と思って力強く押したら、子の信号機は点滅式信号機なので反応しませんでした…
5.新山宿
今歩いている付近を、東日本大震災前にレポートしたブログを発見しました。
読み込むと上の画像の富沢酒造店が営業していたり、商店街が賑やかな頃の風景を見る事が出来、改めて言葉を失います↓
街が13年間止まっています。
言葉になりません。
新山神社の社殿は新築でした。
6.長塚宿
新山宿と長塚宿は合宿で、上の画像の中央の小さな橋を跨いで隣り合わせ。
宿場の業務は、月のうち前半は長塚宿、後半は新山宿が勤めていました。
グランドの照明塔が見えたので、トイレを探しに街道から逸れて立ち寄ったら、そこには3日前にたまたま10年振りに観た、テレビ東京のワールドビジネスサテライトで、この絵を描くプロジェクトの特集をみました。
プロジェクト名はFUTABA Art District。
人気のアート集団、OVER ALLsが壁画アートの力を証明したくてやっているプロジェクト。8つの作品が双葉町に描かれています。
本日は3/11、半旗が掲げられています。
3/11の双葉駅前、道を歩く人の姿は3人しか目にしませんでした。
7.黙祷14:46
双葉町消防団第二分団屯所。
震災当時、停電で動かない電動シャッターを団員たちが力ずくで開けたて出動した後の状態のまま。
風が強く、シャッターがカタカタとなびいてました。
地震発生14:46の2分後で時計停まっていました。
丁度時計を見上げていた頃に、双葉町の防災無線から14:46の黙祷のアナウンスが流れ、防災の物々しいサイレンが鳴り響きました。
黙祷。
目を閉じていると、工事現場から響く重機のガタガタと響く重低音が聞こえてきて、現実を突きつけられます。
街道から海に2kmほど進んだ場所にある、東日本大震災伝承館に向かいます。この施設は昨年末に2回訪れましたが、いずれも休館日でしたので、本日は念願の訪問となります。
浅野撚糸(あさのねんし)。
岐阜県のタオルなどを製造するメーカー、震災後に復興支援を兼ねて進出。
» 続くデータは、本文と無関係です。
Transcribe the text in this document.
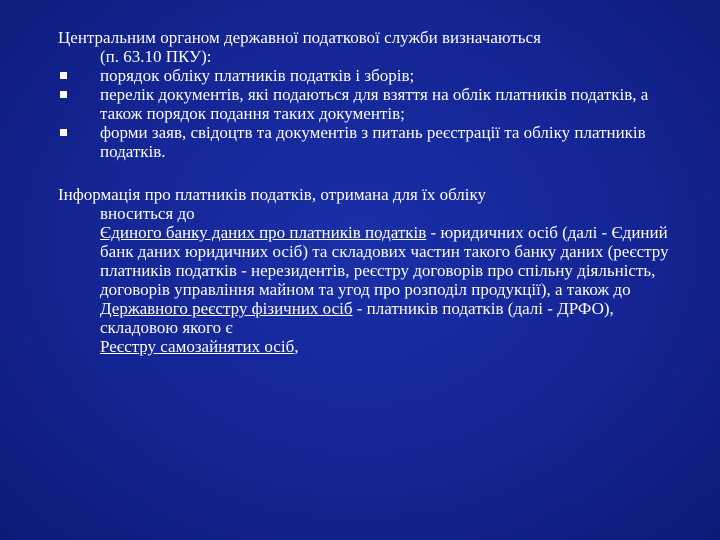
Центральним органом державної податкової служби визначаються
(п. 63.10 ПКУ):
порядок обліку платників податків і зборів;
перелік документів, які подаються для взяття на облік платників податків, а також порядок подання таких документів;
форми заяв, свідоцтв та документів з питань реєстрації та обліку платників податків.
Інформація про платників податків, отримана для їх обліку
вноситься до
Єдиного банку даних про платників податків - юридичних осіб (далі - Єдиний банк даних юридичних осіб) та складових частин такого банку даних (реєстру платників податків - нерезидентів, реєстру договорів про спільну діяльність, договорів управління майном та угод про розподіл продукції), а також до
Державного реєстру фізичних осіб - платників податків (далі - ДРФО), складовою якого є
Реєстру самозайнятих осіб,
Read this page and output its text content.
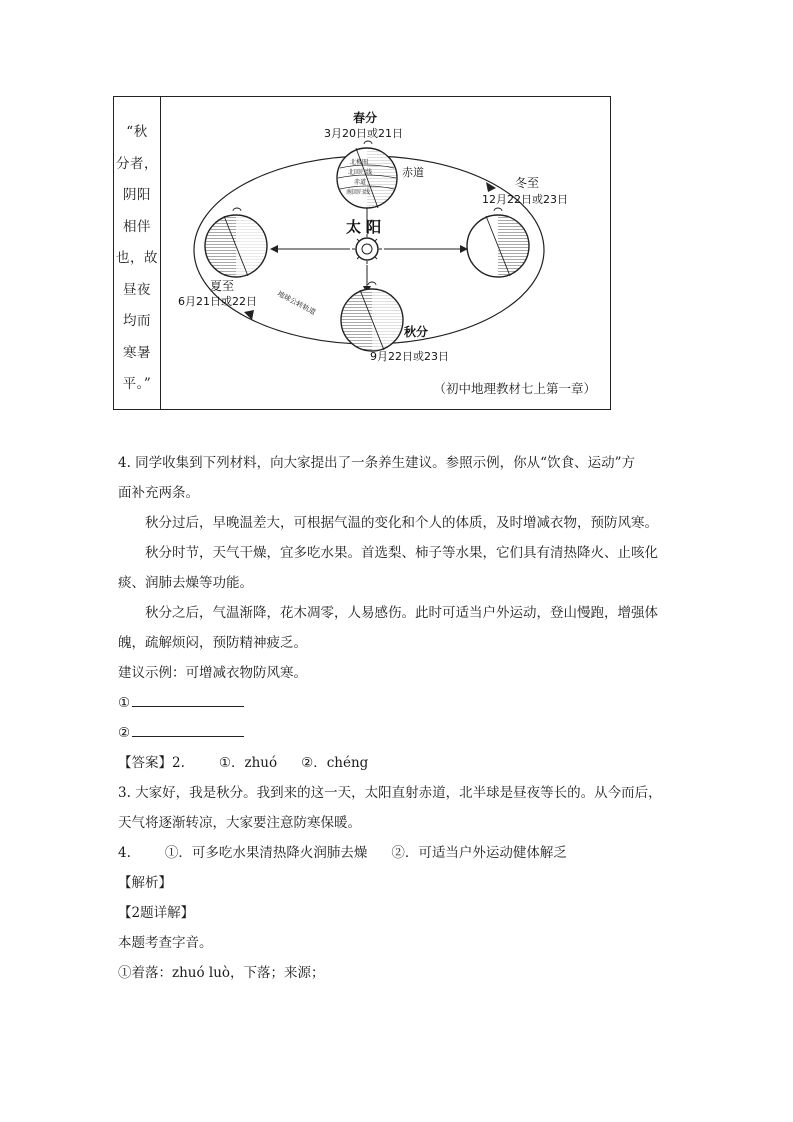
“秋
分者，
阴阳
相伴
也，故
昼夜
均而
寒暑
平。”
太 阳
北极圈
北回归线
赤道
南回归线
春分
3月20日或21日
赤道
夏至
6月21日或22日
冬至
12月22日或23日
秋分
9月22日或23日
地球公转轨道
（初中地理教材七上第一章）

4. 同学收集到下列材料，向大家提出了一条养生建议。参照示例，你从“饮食、运动”方

面补充两条。

秋分过后，早晚温差大，可根据气温的变化和个人的体质，及时增减衣物，预防风寒。

秋分时节，天气干燥，宜多吃水果。首选梨、柿子等水果，它们具有清热降火、止咳化

痰、润肺去燥等功能。

秋分之后，气温渐降，花木凋零，人易感伤。此时可适当户外运动，登山慢跑，增强体

魄，疏解烦闷，预防精神疲乏。

建议示例：可增减衣物防风寒。

①

②

【答案】2.	①．zhuó ②．chéng

3. 大家好，我是秋分。我到来的这一天，太阳直射赤道，北半球是昼夜等长的。从今而后，

天气将逐渐转凉，大家要注意防寒保暖。

4.	①．可多吃水果清热降火润肺去燥 ②．可适当户外运动健体解乏

【解析】

【2题详解】

本题考查字音。

①着落：zhuó luò，下落；来源；
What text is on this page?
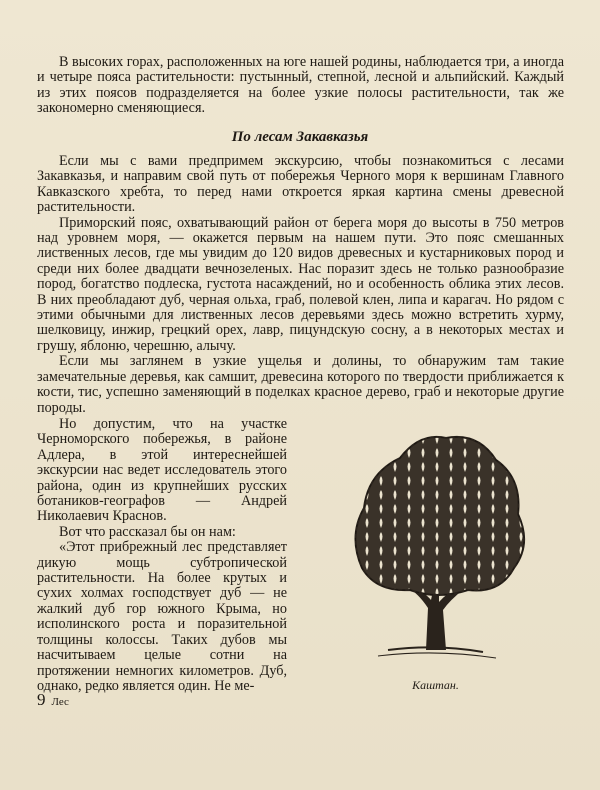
В высоких горах, расположенных на юге нашей родины, наблюдается три, а иногда и четыре пояса растительности: пустынный, степной, лесной и альпийский. Каждый из этих поясов подразделяется на более узкие полосы растительности, так же закономерно сменяющиеся.

По лесам Закавказья

Если мы с вами предпримем экскурсию, чтобы познакомиться с лесами Закавказья, и направим свой путь от побережья Черного моря к вершинам Главного Кавказского хребта, то перед нами откроется яркая картина смены древесной растительности.

Приморский пояс, охватывающий район от берега моря до высоты в 750 метров над уровнем моря, — окажется первым на нашем пути. Это пояс смешанных лиственных лесов, где мы увидим до 120 видов древесных и кустарниковых пород и среди них более двадцати вечнозеленых. Нас поразит здесь не только разнообразие пород, богатство подлеска, густота насаждений, но и особенность облика этих лесов. В них преобладают дуб, черная ольха, граб, полевой клен, липа и карагач. Но рядом с этими обычными для лиственных лесов деревьями здесь можно встретить хурму, шелковицу, инжир, грецкий орех, лавр, пицундскую сосну, а в некоторых местах и грушу, яблоню, черешню, алычу.

Если мы заглянем в узкие ущелья и долины, то обнаружим там такие замечательные деревья, как самшит, древесина которого по твердости приближается к кости, тис, успешно заменяющий в поделках красное дерево, граб и некоторые другие породы.

Но допустим, что на участке Черноморского побережья, в районе Адлера, в этой интереснейшей экскурсии нас ведет исследователь этого района, один из крупнейших русских ботаников-географов — Андрей Николаевич Краснов.

Вот что рассказал бы он нам:

«Этот прибрежный лес представляет дикую мощь субтропической растительности. На более крутых и сухих холмах господствует дуб — не жалкий дуб гор южного Крыма, но исполинского роста и поразительной толщины колоссы. Таких дубов мы насчитываем целые сотни на протяжении немногих километров. Дуб, однако, редко является один. Не ме-	Каштан.
9 Лес
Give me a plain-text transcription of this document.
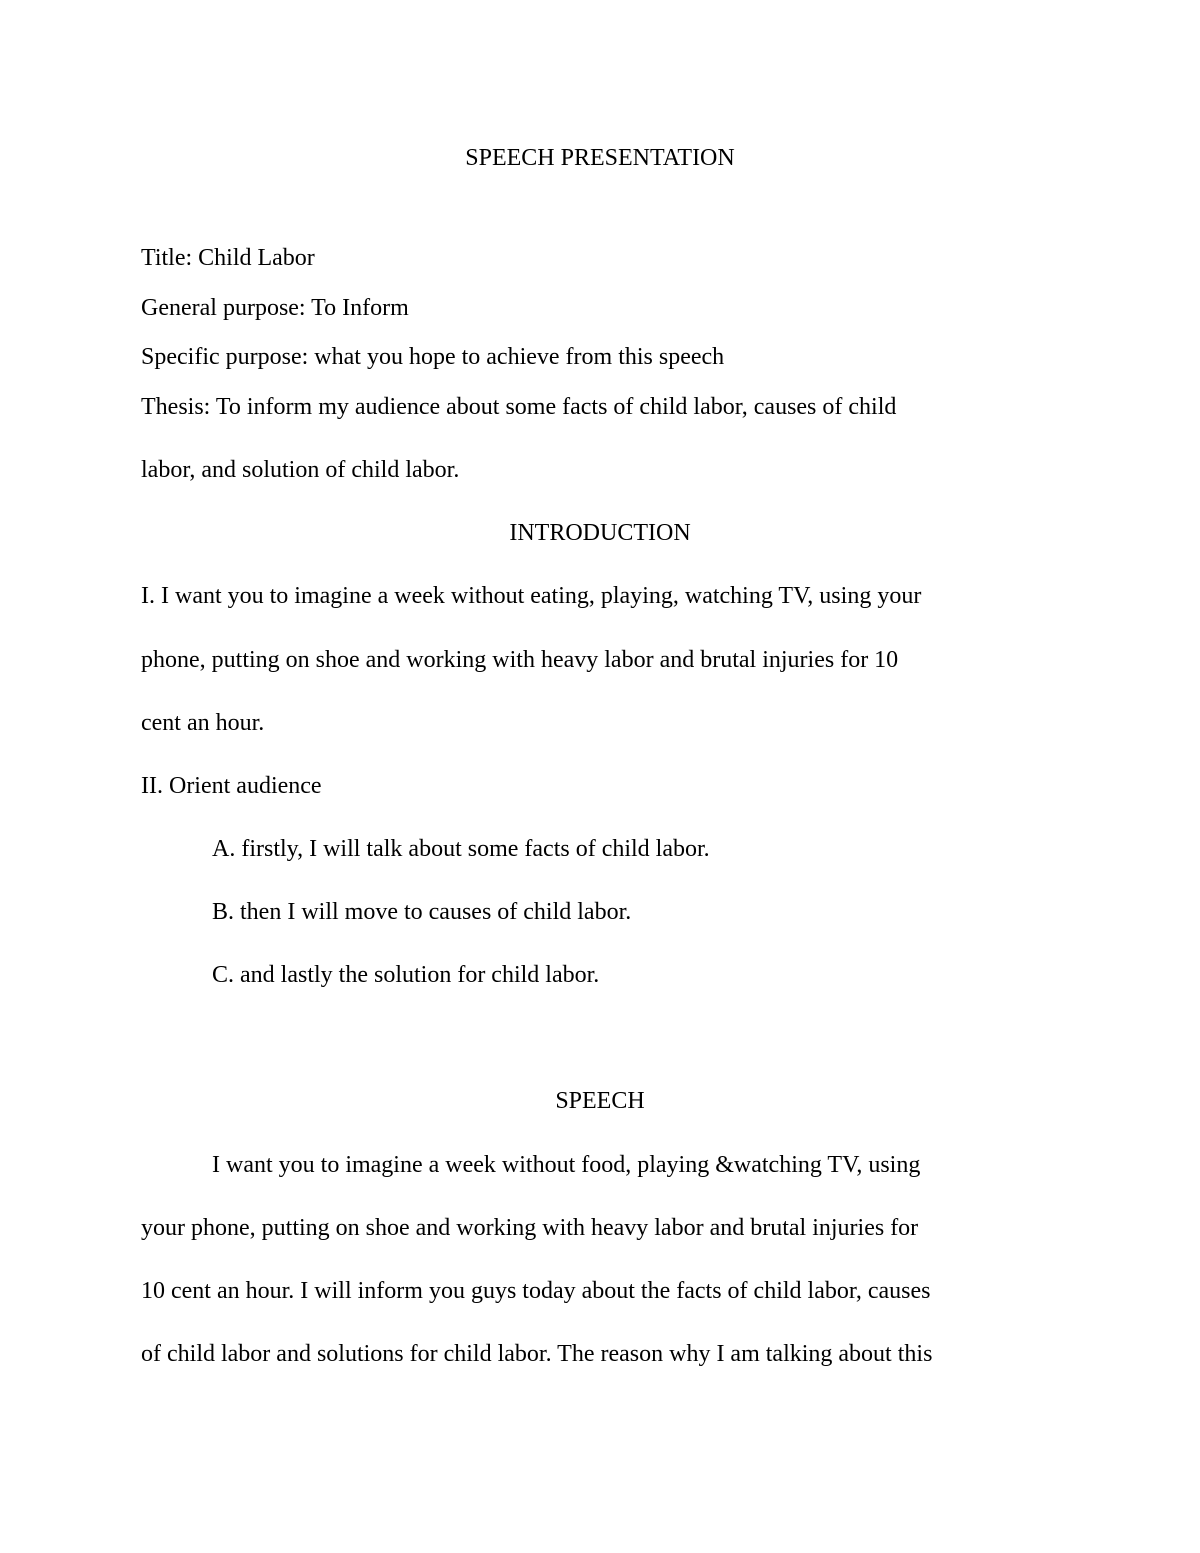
SPEECH PRESENTATION
Title: Child Labor
General purpose: To Inform
Specific purpose: what you hope to achieve from this speech
Thesis: To inform my audience about some facts of child labor, causes of child
labor, and solution of child labor.
INTRODUCTION
I. I want you to imagine a week without eating, playing, watching TV, using your
phone, putting on shoe and working with heavy labor and brutal injuries for 10
cent an hour.
II. Orient audience
A. firstly, I will talk about some facts of child labor.
B. then I will move to causes of child labor.
C. and lastly the solution for child labor.
SPEECH
I want you to imagine a week without food, playing &watching TV, using
your phone, putting on shoe and working with heavy labor and brutal injuries for
10 cent an hour. I will inform you guys today about the facts of child labor, causes
of child labor and solutions for child labor. The reason why I am talking about this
私は昨年末に訪問した際に、バスタオルを購入し独り暮らしを始めたばかりの娘に送りましたが、肌触りが良いらしく大好評でした。
8.原子力災害伝承館
上の画像をご覧いただくと、F1(福島第一原子力発電所)とF2(福島第二原子力発電所)は、それぞれ双葉町・大熊町、富岡町・楢葉町の両方にまたがる町境に建てられています。
除染特別地域地図。
F1とF2周辺の市町村が、合併していない事が良くわかります。
伝承館だけは多くの人で賑わっていました。
立ち止まってコンサートを聴く気分になれず、来た道を戻り再び街道に戻ります。
思わぬ場所に自動車以外の通行規制の看板が・・・・。
引き返して並行して走る国道6号を歩く事になります。
心に刺さったメッセージは偶然にも全て、美辞麗句が一切ないストレートな子どもの文章でした。
左から 二本松市 いわき市 二本松市の名酒。
歩いた距離は短かったですが、長い一日でした。
今日は部屋で静かに乾杯し早く寝ます。